In our view, an absence of a provision similar to the proviso to sub- clause (i) of clause (a) of Section 40 of the Act cannot be read as to disentitle an Assessee to claim a deduction even though it has complied with the condition under sub-clause (iii) of clause (a) of Section 40. A plain reading of proviso to sub-clause (i) of clause (a) of Section 40 of the Act indicates that where an Assessee has not deducted or paid the tax at source in terms of Chapter XVII B in respect of any sum as specified under sub-clause (i) of clause (a) of Section 40 of the Act, the Assessee can, nonetheless, claim a deduction in the year in which the assessee deposits the tax.

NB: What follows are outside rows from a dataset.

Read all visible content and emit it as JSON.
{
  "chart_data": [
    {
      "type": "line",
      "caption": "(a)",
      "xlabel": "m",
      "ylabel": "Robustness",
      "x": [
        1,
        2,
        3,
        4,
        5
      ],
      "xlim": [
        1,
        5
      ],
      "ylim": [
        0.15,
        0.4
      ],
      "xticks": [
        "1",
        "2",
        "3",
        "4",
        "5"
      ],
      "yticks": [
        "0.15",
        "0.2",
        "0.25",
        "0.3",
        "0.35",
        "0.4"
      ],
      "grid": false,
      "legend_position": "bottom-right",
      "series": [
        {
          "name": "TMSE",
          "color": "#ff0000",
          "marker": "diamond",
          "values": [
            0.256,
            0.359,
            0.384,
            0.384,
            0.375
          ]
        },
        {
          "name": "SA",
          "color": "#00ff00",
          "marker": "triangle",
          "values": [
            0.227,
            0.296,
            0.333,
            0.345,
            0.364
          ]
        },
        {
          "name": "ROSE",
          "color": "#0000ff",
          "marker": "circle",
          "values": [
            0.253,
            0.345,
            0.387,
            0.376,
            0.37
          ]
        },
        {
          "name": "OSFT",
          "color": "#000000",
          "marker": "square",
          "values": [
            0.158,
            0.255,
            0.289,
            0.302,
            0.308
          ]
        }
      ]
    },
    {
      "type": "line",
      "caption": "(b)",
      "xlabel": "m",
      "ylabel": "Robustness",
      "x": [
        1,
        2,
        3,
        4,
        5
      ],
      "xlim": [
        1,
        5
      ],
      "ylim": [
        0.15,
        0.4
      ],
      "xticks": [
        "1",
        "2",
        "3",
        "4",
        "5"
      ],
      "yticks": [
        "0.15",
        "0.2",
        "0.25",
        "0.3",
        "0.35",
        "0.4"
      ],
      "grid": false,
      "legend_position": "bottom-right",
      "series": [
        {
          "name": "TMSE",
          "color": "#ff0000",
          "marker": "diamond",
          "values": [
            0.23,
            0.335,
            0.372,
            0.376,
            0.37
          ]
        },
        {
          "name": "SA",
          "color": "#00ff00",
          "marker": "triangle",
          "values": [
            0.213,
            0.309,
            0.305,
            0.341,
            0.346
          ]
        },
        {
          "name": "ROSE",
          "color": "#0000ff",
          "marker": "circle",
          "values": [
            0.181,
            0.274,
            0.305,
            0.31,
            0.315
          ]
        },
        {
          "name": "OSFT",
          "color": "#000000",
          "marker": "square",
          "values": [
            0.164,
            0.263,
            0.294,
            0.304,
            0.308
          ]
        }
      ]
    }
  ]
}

This benefit is not available to an assessee in respect of payments chargeable under the head “Salaries” which fall within sub-clause (iii) of clause (a) of Section 40 and not sub-clause (i) of clause (a) of Section 40.  Thus, an assessee would not be entitled to claim deduction on account of salaries if it fails to deduct or pay the amount under Chapter XVII B of the Act. In cases where such assessee deposits the amount in a subsequent year, the Assessee would still not be able to claim the deduction in the year in which such tax is deposited; his claim for deduction can be considered only in respect of the year to which such expense relates. Therefore, in cases where the assessments stand concluded, the Assessee would lose the benefit of deduction for the expenses incurred on account of its failure to have deposited the tax at source. Thus, concededly, in the present case the Assessee has lost its right to claim a deduction for a period of six years – AY 1985-86 to AY 1990-91- even though the Assessee has paid the TDS on the expenses pertaining to said period.

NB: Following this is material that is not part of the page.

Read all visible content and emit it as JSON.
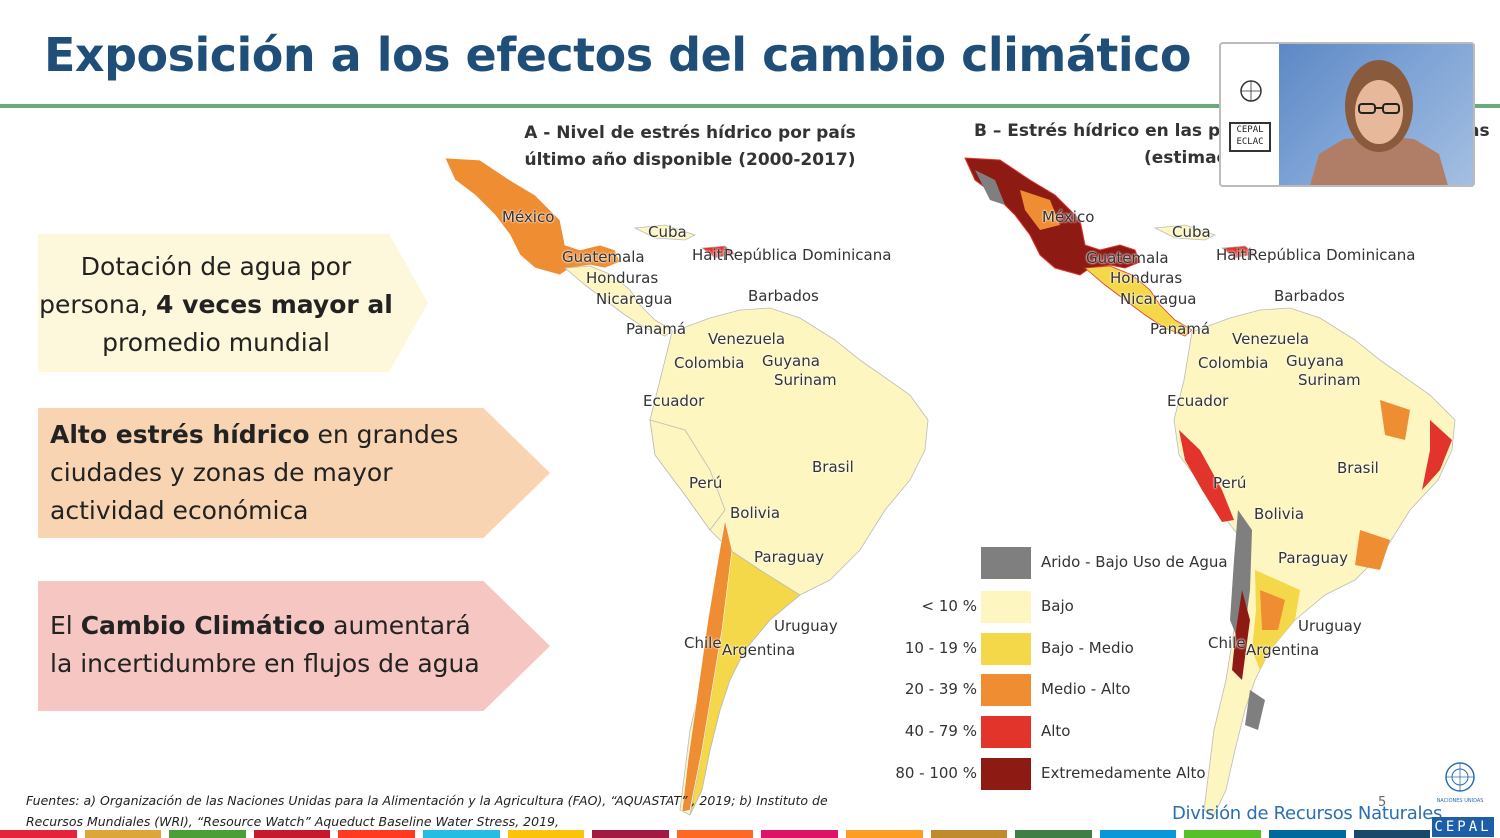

However, absence of a provision similar to that under sub-clause (i) of clause (a) of Section 40 does not mean that the Assessee would also be disentitled to claim deduction on account of salaries in the year to which such expenses pertained even though the Assessee has subsequently discharged its obligation to deposit the tax and has thus overcome the rigor of sub clause (iii) of clause (a) of Section 40. In our view, this added condition that the tax must be deducted and paid within time, cannot be read in Section 40(a) (iii) of the Act. The plain language of the Section 40(a) (iii) does not permit such interpretation. If the parliament so desired, it would have specifically enacted so. It is at once seen that where the legislature wanted to make payment of tax within a specified time a necessary pre-condition, it had expressly indicated so. The Parliament has expressly enacted that deduction in respect of payments made under sub-clause (i) of clause (a) of Section 40 of the Act would not be available where such payments were made in India to a non-resident in respect of which tax had not been paid “before the expiry of time prescribed under sub Section (i) of Section 200”. However, no such condition for depositing the tax paid within a prescribed time was introduced in sub clause (iii) of clause (a) of Section 40.

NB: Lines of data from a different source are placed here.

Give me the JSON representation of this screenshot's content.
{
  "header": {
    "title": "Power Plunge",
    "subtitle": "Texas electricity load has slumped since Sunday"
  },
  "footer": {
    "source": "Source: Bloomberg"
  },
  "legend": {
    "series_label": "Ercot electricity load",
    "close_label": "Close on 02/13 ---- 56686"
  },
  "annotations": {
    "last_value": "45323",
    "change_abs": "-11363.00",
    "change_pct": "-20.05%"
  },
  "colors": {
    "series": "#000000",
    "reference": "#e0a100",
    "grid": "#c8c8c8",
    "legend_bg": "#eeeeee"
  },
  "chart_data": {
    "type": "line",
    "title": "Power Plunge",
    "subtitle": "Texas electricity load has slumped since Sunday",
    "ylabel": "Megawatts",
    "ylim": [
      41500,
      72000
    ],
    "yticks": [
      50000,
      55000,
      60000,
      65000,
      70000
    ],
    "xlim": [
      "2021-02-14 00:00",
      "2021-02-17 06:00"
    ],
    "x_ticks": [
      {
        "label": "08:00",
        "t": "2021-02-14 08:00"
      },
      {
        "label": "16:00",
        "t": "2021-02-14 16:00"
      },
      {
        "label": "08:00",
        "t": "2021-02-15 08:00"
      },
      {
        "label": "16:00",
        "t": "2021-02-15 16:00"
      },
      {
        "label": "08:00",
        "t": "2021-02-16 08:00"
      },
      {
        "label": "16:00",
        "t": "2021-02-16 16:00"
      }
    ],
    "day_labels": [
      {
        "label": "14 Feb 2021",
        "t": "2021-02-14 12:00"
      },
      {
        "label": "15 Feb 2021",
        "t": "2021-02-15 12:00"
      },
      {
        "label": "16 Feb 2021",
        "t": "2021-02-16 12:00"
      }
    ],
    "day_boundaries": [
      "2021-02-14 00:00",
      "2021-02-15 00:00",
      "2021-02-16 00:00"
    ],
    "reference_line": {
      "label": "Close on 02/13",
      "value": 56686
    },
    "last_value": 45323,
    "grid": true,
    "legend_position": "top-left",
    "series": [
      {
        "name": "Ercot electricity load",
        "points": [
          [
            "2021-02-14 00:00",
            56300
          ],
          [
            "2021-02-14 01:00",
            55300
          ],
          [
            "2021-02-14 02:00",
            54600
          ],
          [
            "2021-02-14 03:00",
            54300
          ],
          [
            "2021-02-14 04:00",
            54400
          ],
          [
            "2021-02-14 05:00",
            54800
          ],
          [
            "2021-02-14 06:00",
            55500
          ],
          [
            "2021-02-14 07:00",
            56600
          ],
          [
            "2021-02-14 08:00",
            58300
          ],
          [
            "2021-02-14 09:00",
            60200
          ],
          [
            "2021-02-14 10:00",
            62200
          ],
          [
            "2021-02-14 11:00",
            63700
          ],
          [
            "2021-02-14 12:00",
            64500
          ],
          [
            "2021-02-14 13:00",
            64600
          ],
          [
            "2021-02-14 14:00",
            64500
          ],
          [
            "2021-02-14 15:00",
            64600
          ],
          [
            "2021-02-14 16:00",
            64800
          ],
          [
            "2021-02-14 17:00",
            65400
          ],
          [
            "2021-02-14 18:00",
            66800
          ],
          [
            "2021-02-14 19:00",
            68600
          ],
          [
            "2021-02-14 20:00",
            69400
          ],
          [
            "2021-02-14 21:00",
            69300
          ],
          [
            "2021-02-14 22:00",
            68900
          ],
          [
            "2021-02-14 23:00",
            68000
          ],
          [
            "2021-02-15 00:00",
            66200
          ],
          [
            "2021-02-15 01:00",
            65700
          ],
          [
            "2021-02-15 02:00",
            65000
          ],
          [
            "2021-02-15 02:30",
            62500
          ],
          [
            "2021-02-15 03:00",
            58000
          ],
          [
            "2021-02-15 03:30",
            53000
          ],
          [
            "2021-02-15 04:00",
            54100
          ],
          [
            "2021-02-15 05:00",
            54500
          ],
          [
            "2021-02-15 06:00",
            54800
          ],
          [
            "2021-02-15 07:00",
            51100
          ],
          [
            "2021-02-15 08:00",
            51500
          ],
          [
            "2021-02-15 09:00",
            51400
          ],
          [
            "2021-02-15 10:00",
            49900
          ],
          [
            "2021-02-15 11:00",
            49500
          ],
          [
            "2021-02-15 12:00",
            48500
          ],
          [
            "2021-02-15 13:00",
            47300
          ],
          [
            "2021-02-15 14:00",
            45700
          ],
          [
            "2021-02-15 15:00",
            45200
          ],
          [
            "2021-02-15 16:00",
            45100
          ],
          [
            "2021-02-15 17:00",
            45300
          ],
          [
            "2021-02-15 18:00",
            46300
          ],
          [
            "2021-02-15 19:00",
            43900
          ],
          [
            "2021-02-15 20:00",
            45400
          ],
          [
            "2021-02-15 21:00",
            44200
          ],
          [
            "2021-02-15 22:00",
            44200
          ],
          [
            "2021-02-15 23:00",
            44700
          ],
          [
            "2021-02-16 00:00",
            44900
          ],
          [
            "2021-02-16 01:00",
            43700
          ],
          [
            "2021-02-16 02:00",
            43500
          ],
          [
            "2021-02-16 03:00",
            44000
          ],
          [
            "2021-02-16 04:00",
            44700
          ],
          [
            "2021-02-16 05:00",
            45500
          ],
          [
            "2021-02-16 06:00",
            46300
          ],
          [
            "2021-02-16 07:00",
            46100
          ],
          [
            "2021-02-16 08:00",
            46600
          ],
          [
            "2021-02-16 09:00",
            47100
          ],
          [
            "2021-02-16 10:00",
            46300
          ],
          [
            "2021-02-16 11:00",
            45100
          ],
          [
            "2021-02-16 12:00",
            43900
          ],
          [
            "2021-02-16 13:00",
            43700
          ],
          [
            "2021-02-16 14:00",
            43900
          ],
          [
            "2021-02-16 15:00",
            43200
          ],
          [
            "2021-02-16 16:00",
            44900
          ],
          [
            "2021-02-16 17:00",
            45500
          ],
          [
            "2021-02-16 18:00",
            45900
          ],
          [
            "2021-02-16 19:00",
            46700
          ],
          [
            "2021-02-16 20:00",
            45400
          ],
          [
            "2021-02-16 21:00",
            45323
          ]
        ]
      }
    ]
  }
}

We are also unable to agree with contention that no deduction can be claimed by the Assessee as the salaries were not reflected in the profit and loss account. The controversy whether an Assessee can claim deduction on an expense which is not reflected in its profit and loss account for the relevant period has been authoritatively settled by the Supreme Court in its decision in The Kedarnath Jute Mfg. Co. Ltd. v. The Commissioner of Income Tax, (Central), Calcutta: [1971] 82 ITR 363 (SC) wherein the Court held that “Whether the assessee is entitled to a particular deduction or not will depend on the provision of law relating thereto and not on the view which the assessee might take of his rights nor can the existence or absence of entries in the books of account be decisive or conclusive in the matter.”

In view of the above, the question of law is answered in the negative, that is, in favour of the Assessee and against the Revenue.

Accordingly, appeal of the assessee allowed.